Texas has the third-largest death row population in the nation (184), after California* (674) and Florida (302).
*On March 13, 2019, California Governor Gavin Newsom declared a moratorium on executions.
Death Sentences by Race and Gender

Race
As death sentences in Texas decline, they continue to be applied disproportionately to people of color. Over the last five years, more than 70 percent of death sentences have been imposed on people of color; nearly 40 percent were imposed on Black defendants.
To learn more…
Watch “What does race have to do with the death penalty in Texas?”
Read “Race and ‘future dangerousness’ in the Texas death penalty”

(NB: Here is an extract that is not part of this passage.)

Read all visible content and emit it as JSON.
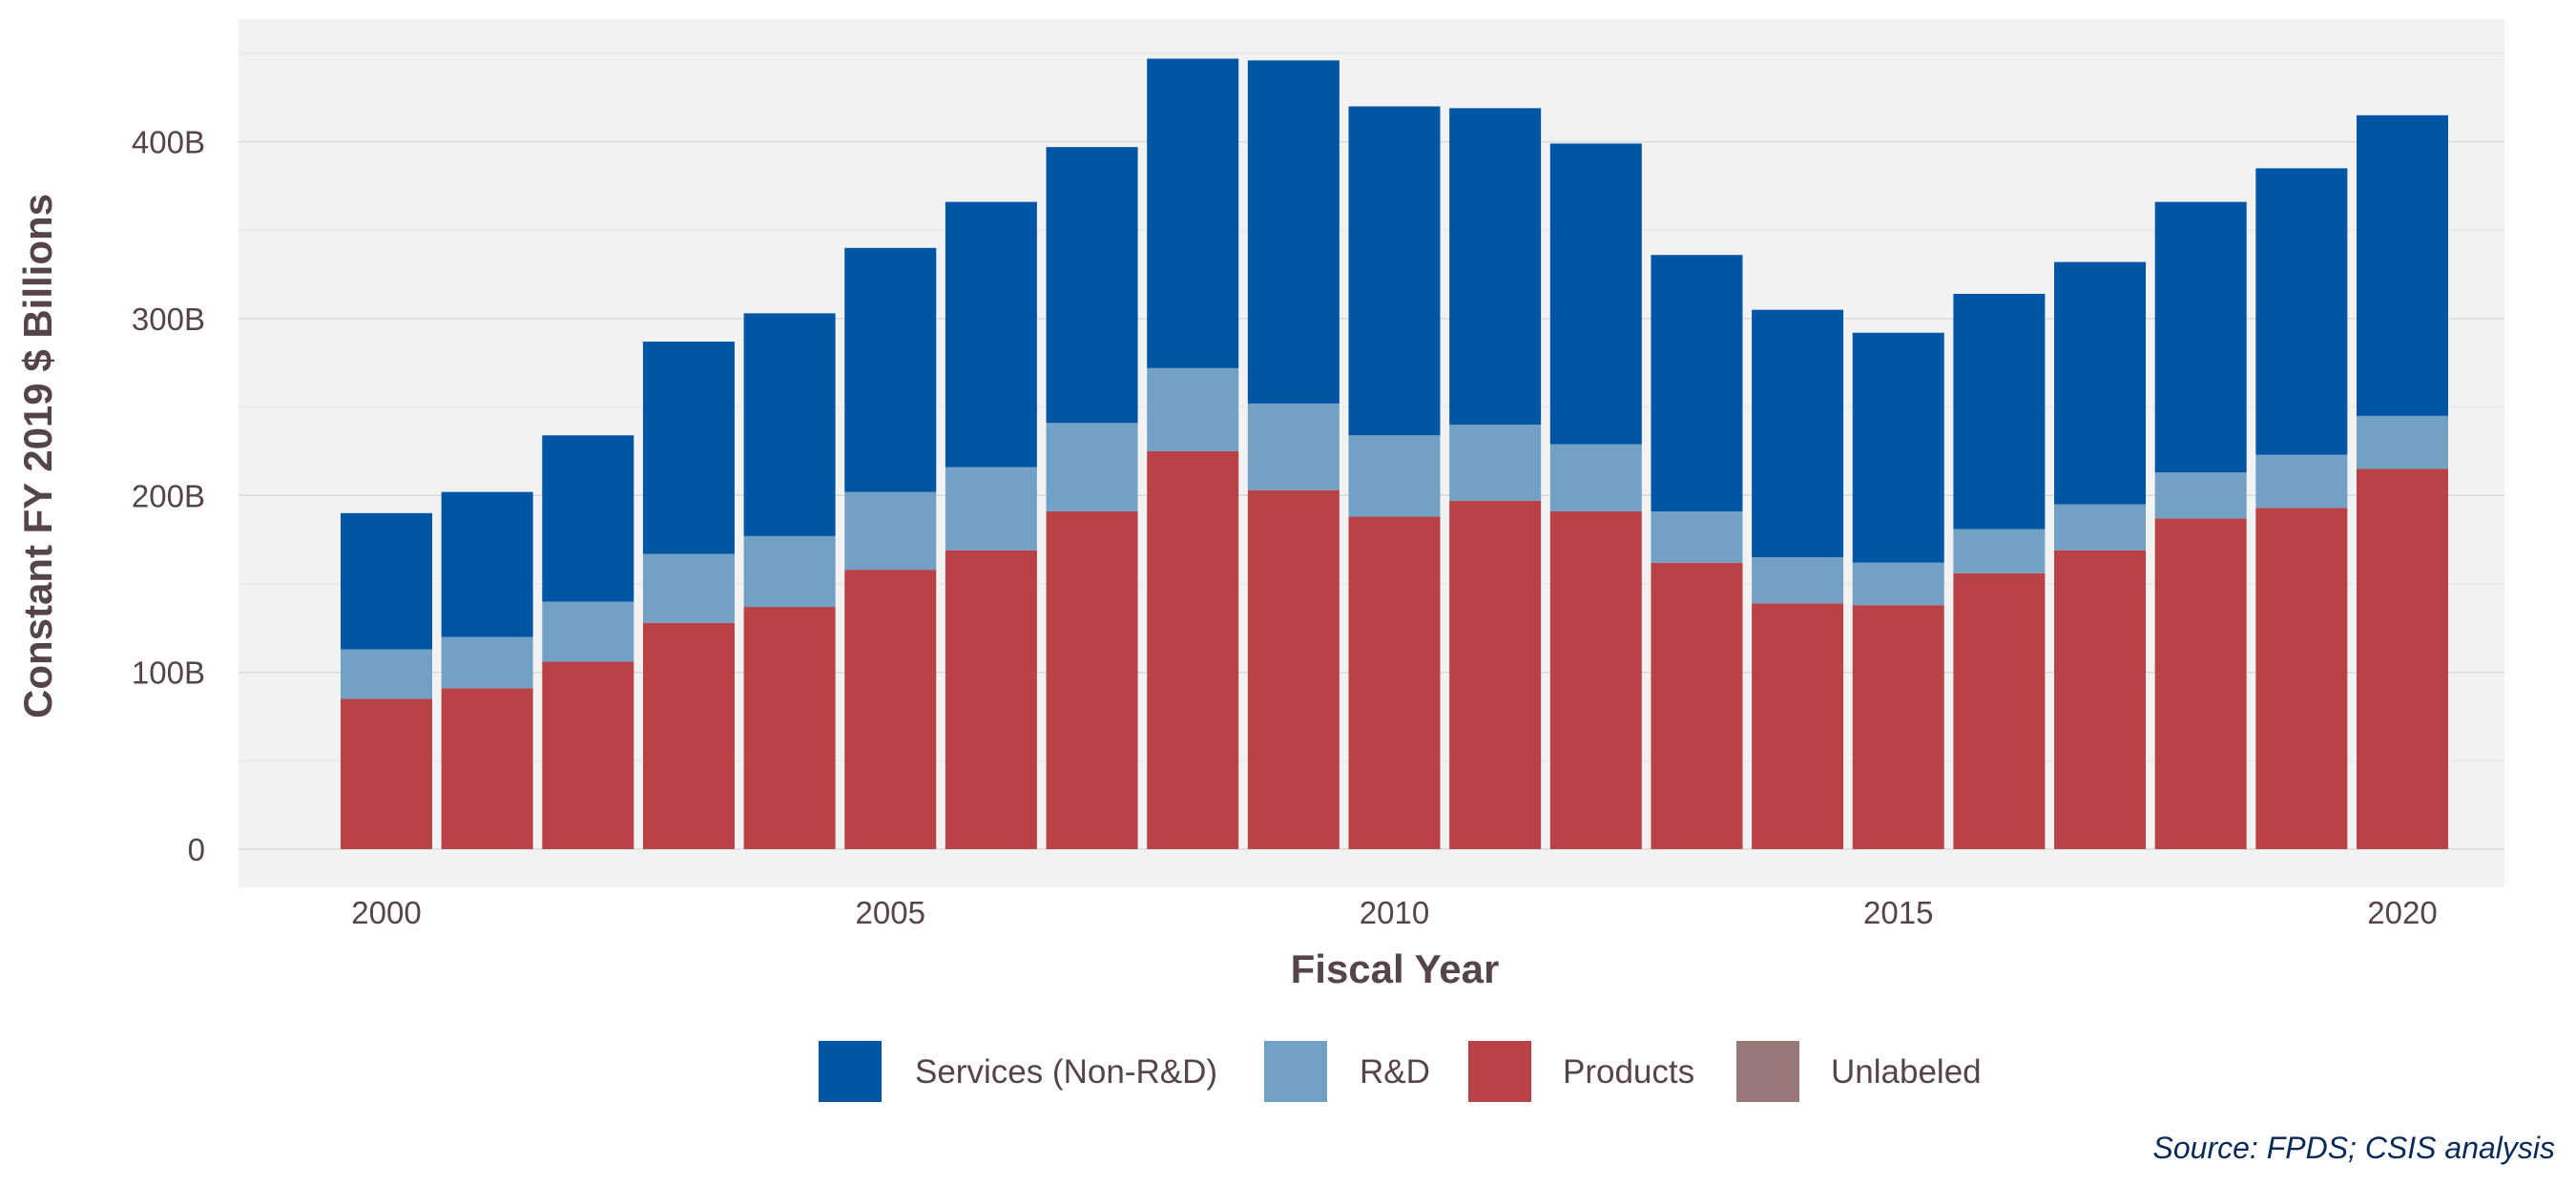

Read “Enduring Injustice: the Persistence of Racial Discrimination in the U.S. Death Penalty”
Gender
According to TDCJ, there are currently 184 people on Texas’s death row, including 7 women. This is the smallest Texas death row population since 1985, when 188 people awaited execution, according to research by TCADP.
Death Sentences by County
As displayed in this interactive map, just two counties (Harris and Smith) have imposed more than one death sentence in the five-year period of 2018 to 2022. One-third of all death sentences imposed by juries in the last five years came from those two counties.
Three counties account for more than half of the current death row population: Harris (69); Dallas (16); and Tarrant (11). No other county has more than eight individuals on death row at this time.
Less than 20% of the 254 counties in Texas account for the current population of death row.
Learn more about the death penalty at the county level here.
Wrongful Convictions and Executions
Since 1973, 190 individuals who spent time on death row have been exonerated, according to the Death Penalty Information Center. This includes 16 people convicted and sentenced to death in Texas.
There also is strong evidence that the State of Texas has executed innocent people, including Carlos DeLuna, Ruben Cantu, Cameron Todd Willingham, Gary Graham (Shaka Sankofa), and most recently, Larry Swearingen, who was put to death in August 2019.
Learn more about wrongful executions in Texas at TCADP’s Wrongful Execution page and DPIC Special Report: The Innocence Epidemic.
Cost of the Death Penalty

See TCADP’s fact sheet on the cost of the death penalty for details. For additional information, read “Experts discuss cost of the death penalty amid era of growing decline,” Community Impact Newspaper (Richardson edition), March 18, 2020.
National and International Abolition
Eleven states – Colorado, Delaware, New York, New Jersey, New Mexico, Illinois, Connecticut, Washington, Maryland, New Hampshire, and, most recently, Virginia – have abandoned the death penalty in recent years through legislative or judicial action. A total of 23 states and the District of Columbia do not allow the death penalty.
Governors in three other states (Oregon, Pennsylvania, and California) have imposed a moratorium on executions, bringing the total number of states that have either ended the death penalty or have a moratorium to 26.
144 countries have abolished the death penalty in law or practice. According to Amnesty International, China, Iran, Egypt, Saudi Arabia, and Syria accounted for the most executions in 2021, though it remains difficult to obtain exact numbers in many of these countries.